No parents. No money. No future. No idea what in hell he was doing.
He wasn't even sure if his vision had been "real." Certainly there'd been no wolf at the hospital talking to him---he was positive of that. He had a dozen witnesses that verified that he'd been alone when he thought he saw the talking wolf. Unless the wolf could also teleport.
The huntsman had definitely been very real.

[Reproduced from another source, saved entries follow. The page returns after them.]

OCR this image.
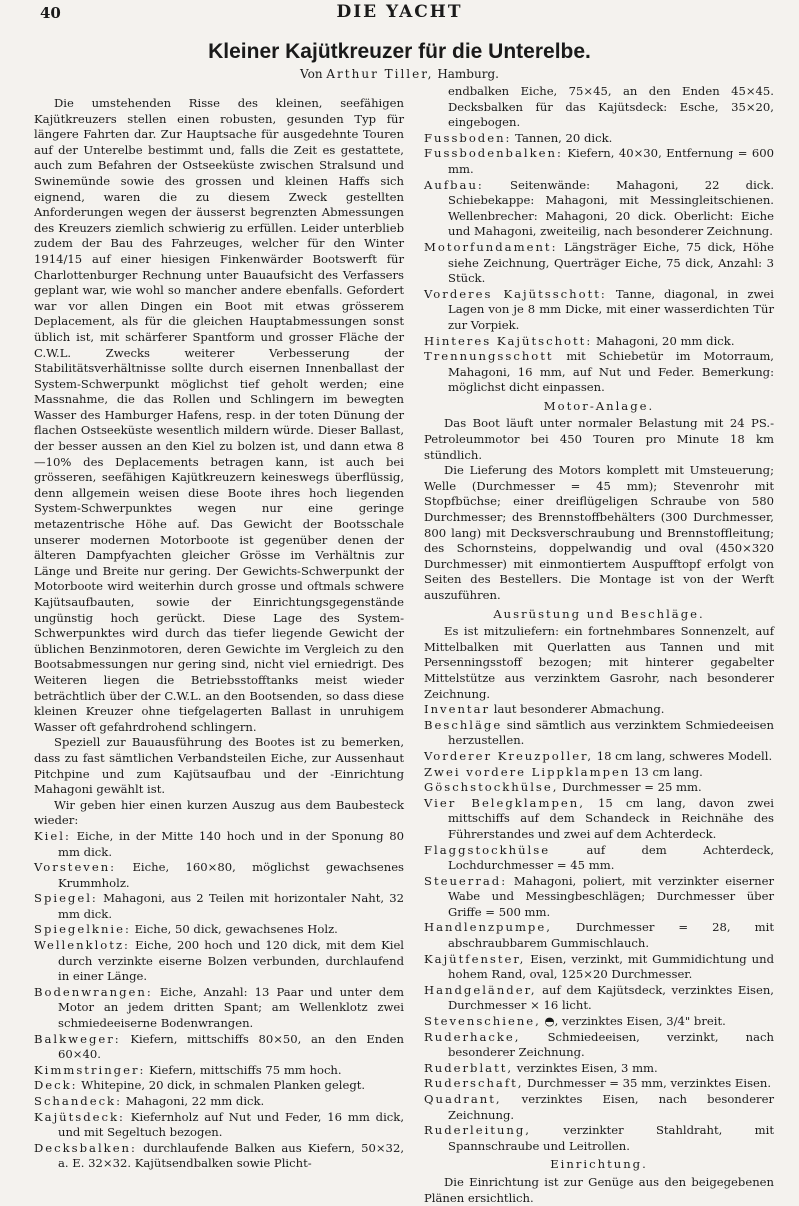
40	DIE YACHT
Kleiner Kajütkreuzer für die Unterelbe.
Von Arthur Tiller, Hamburg.

Die umstehenden Risse des kleinen, seefähigen Kajütkreuzers stellen einen robusten, gesunden Typ für längere Fahrten dar. Zur Hauptsache für ausgedehnte Touren auf der Unterelbe bestimmt und, falls die Zeit es gestattete, auch zum Befahren der Ostseeküste zwischen Stralsund und Swinemünde sowie des grossen und kleinen Haffs sich eignend, waren die zu diesem Zweck gestellten Anforderungen wegen der äusserst begrenzten Abmessungen des Kreuzers ziemlich schwierig zu erfüllen. Leider unterblieb zudem der Bau des Fahrzeuges, welcher für den Winter 1914/15 auf einer hiesigen Finkenwärder Bootswerft für Charlottenburger Rechnung unter Bauaufsicht des Verfassers geplant war, wie wohl so mancher andere ebenfalls. Gefordert war vor allen Dingen ein Boot mit etwas grösserem Deplacement, als für die gleichen Hauptabmessungen sonst üblich ist, mit schärferer Spantform und grosser Fläche der C.W.L. Zwecks weiterer Verbesserung der Stabilitätsverhältnisse sollte durch eisernen Innenballast der System-Schwerpunkt möglichst tief geholt werden; eine Massnahme, die das Rollen und Schlingern im bewegten Wasser des Hamburger Hafens, resp. in der toten Dünung der flachen Ostseeküste wesentlich mildern würde. Dieser Ballast, der besser aussen an den Kiel zu bolzen ist, und dann etwa 8—10% des Deplacements betragen kann, ist auch bei grösseren, seefähigen Kajütkreuzern keineswegs überflüssig, denn allgemein weisen diese Boote ihres hoch liegenden System-Schwerpunktes wegen nur eine geringe metazentrische Höhe auf. Das Gewicht der Bootsschale unserer modernen Motorboote ist gegenüber denen der älteren Dampfyachten gleicher Grösse im Verhältnis zur Länge und Breite nur gering. Der Gewichts-Schwerpunkt der Motorboote wird weiterhin durch grosse und oftmals schwere Kajütsaufbauten, sowie der Einrichtungsgegenstände ungünstig hoch gerückt. Diese Lage des System-Schwerpunktes wird durch das tiefer liegende Gewicht der üblichen Benzinmotoren, deren Gewichte im Vergleich zu den Bootsabmessungen nur gering sind, nicht viel erniedrigt. Des Weiteren liegen die Betriebsstofftanks meist wieder beträchtlich über der C.W.L. an den Bootsenden, so dass diese kleinen Kreuzer ohne tiefgelagerten Ballast in unruhigem Wasser oft gefahrdrohend schlingern.

Speziell zur Bauausführung des Bootes ist zu bemerken, dass zu fast sämtlichen Verbandsteilen Eiche, zur Aussenhaut Pitchpine und zum Kajütsaufbau und der -Einrichtung Mahagoni gewählt ist.

Wir geben hier einen kurzen Auszug aus dem Baubesteck wieder:

Kiel: Eiche, in der Mitte 140 hoch und in der Sponung 80 mm dick.

Vorsteven: Eiche, 160×80, möglichst gewachsenes Krummholz.

Spiegel: Mahagoni, aus 2 Teilen mit horizontaler Naht, 32 mm dick.

Spiegelknie: Eiche, 50 dick, gewachsenes Holz.

Wellenklotz: Eiche, 200 hoch und 120 dick, mit dem Kiel durch verzinkte eiserne Bolzen verbunden, durchlaufend in einer Länge.

Bodenwrangen: Eiche, Anzahl: 13 Paar und unter dem Motor an jedem dritten Spant; am Wellenklotz zwei schmiedeeiserne Bodenwrangen.

Balkweger: Kiefern, mittschiffs 80×50, an den Enden 60×40.

Kimmstringer: Kiefern, mittschiffs 75 mm hoch.

Deck: Whitepine, 20 dick, in schmalen Planken gelegt.

Schandeck: Mahagoni, 22 mm dick.

Kajütsdeck: Kiefernholz auf Nut und Feder, 16 mm dick, und mit Segeltuch bezogen.

Decksbalken: durchlaufende Balken aus Kiefern, 50×32, a. E. 32×32. Kajütsendbalken sowie Plicht-

endbalken Eiche, 75×45, an den Enden 45×45. Decksbalken für das Kajütsdeck: Esche, 35×20, eingebogen.

Fussboden: Tannen, 20 dick.

Fussbodenbalken: Kiefern, 40×30, Entfernung = 600 mm.

Aufbau: Seitenwände: Mahagoni, 22 dick. Schiebekappe: Mahagoni, mit Messingleitschienen. Wellenbrecher: Mahagoni, 20 dick. Oberlicht: Eiche und Mahagoni, zweiteilig, nach besonderer Zeichnung.

Motorfundament: Längsträger Eiche, 75 dick, Höhe siehe Zeichnung, Querträger Eiche, 75 dick, Anzahl: 3 Stück.

Vorderes Kajütsschott: Tanne, diagonal, in zwei Lagen von je 8 mm Dicke, mit einer wasserdichten Tür zur Vorpiek.

Hinteres Kajütschott: Mahagoni, 20 mm dick.

Trennungsschott mit Schiebetür im Motorraum, Mahagoni, 16 mm, auf Nut und Feder. Bemerkung: möglichst dicht einpassen.

Motor-Anlage.

Das Boot läuft unter normaler Belastung mit 24 PS.-Petroleummotor bei 450 Touren pro Minute 18 km stündlich.

Die Lieferung des Motors komplett mit Umsteuerung; Welle (Durchmesser = 45 mm); Stevenrohr mit Stopfbüchse; einer dreiflügeligen Schraube von 580 Durchmesser; des Brennstoffbehälters (300 Durchmesser, 800 lang) mit Decksverschraubung und Brennstoffleitung; des Schornsteins, doppelwandig und oval (450×320 Durchmesser) mit einmontiertem Auspufftopf erfolgt von Seiten des Bestellers. Die Montage ist von der Werft auszuführen.

Ausrüstung und Beschläge.

Es ist mitzuliefern: ein fortnehmbares Sonnenzelt, auf Mittelbalken mit Querlatten aus Tannen und mit Persenningsstoff bezogen; mit hinterer gegabelter Mittelstütze aus verzinktem Gasrohr, nach besonderer Zeichnung.

Inventar laut besonderer Abmachung.

Beschläge sind sämtlich aus verzinktem Schmiedeeisen herzustellen.

Vorderer Kreuzpoller, 18 cm lang, schweres Modell.

Zwei vordere Lippklampen 13 cm lang.

Göschstockhülse, Durchmesser = 25 mm.

Vier Belegklampen, 15 cm lang, davon zwei mittschiffs auf dem Schandeck in Reichnähe des Führerstandes und zwei auf dem Achterdeck.

Flaggstockhülse	auf dem Achterdeck, Lochdurchmesser = 45 mm.

Steuerrad: Mahagoni, poliert, mit verzinkter eiserner Wabe und Messingbeschlägen; Durchmesser über Griffe = 500 mm.

Handlenzpumpe, Durchmesser = 28, mit abschraubbarem Gummischlauch.

Kajütfenster, Eisen, verzinkt, mit Gummidichtung und hohem Rand, oval, 125×20 Durchmesser.

Handgeländer, auf dem Kajütsdeck, verzinktes Eisen, Durchmesser × 16 licht.

Stevenschiene, ◓, verzinktes Eisen, 3/4" breit.

Ruderhacke, Schmiedeeisen, verzinkt, nach besonderer Zeichnung.

Ruderblatt, verzinktes Eisen, 3 mm.

Ruderschaft, Durchmesser = 35 mm, verzinktes Eisen.

Quadrant, verzinktes Eisen, nach besonderer Zeichnung.

Ruderleitung,	verzinkter Stahldraht, mit Spannschraube und Leitrollen.

Einrichtung.

Die Einrichtung ist zur Genüge aus den beigegebenen Plänen ersichtlich.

Decker was most likely asleep until sunset if he was anything like the vampires in the movies. Elise was going to go looking for the Wickers and didn't want Joshua underfoot. He didn't want to piss her off---not after she threatened to stab Decker with the same arrows she'd just jerked out of the vampire. He didn't want to wander around lost looking for a person that might be a figment of his imagination.
"Hi, I'm looking for a prince. He may or may not be a werewolf. Yes, a talking, teleporting wolf told me to find him. Would you know where to find the Prince of Boston?"
"No, not doing that," he muttered, and sighed. "What the hell am I supposed to do now?"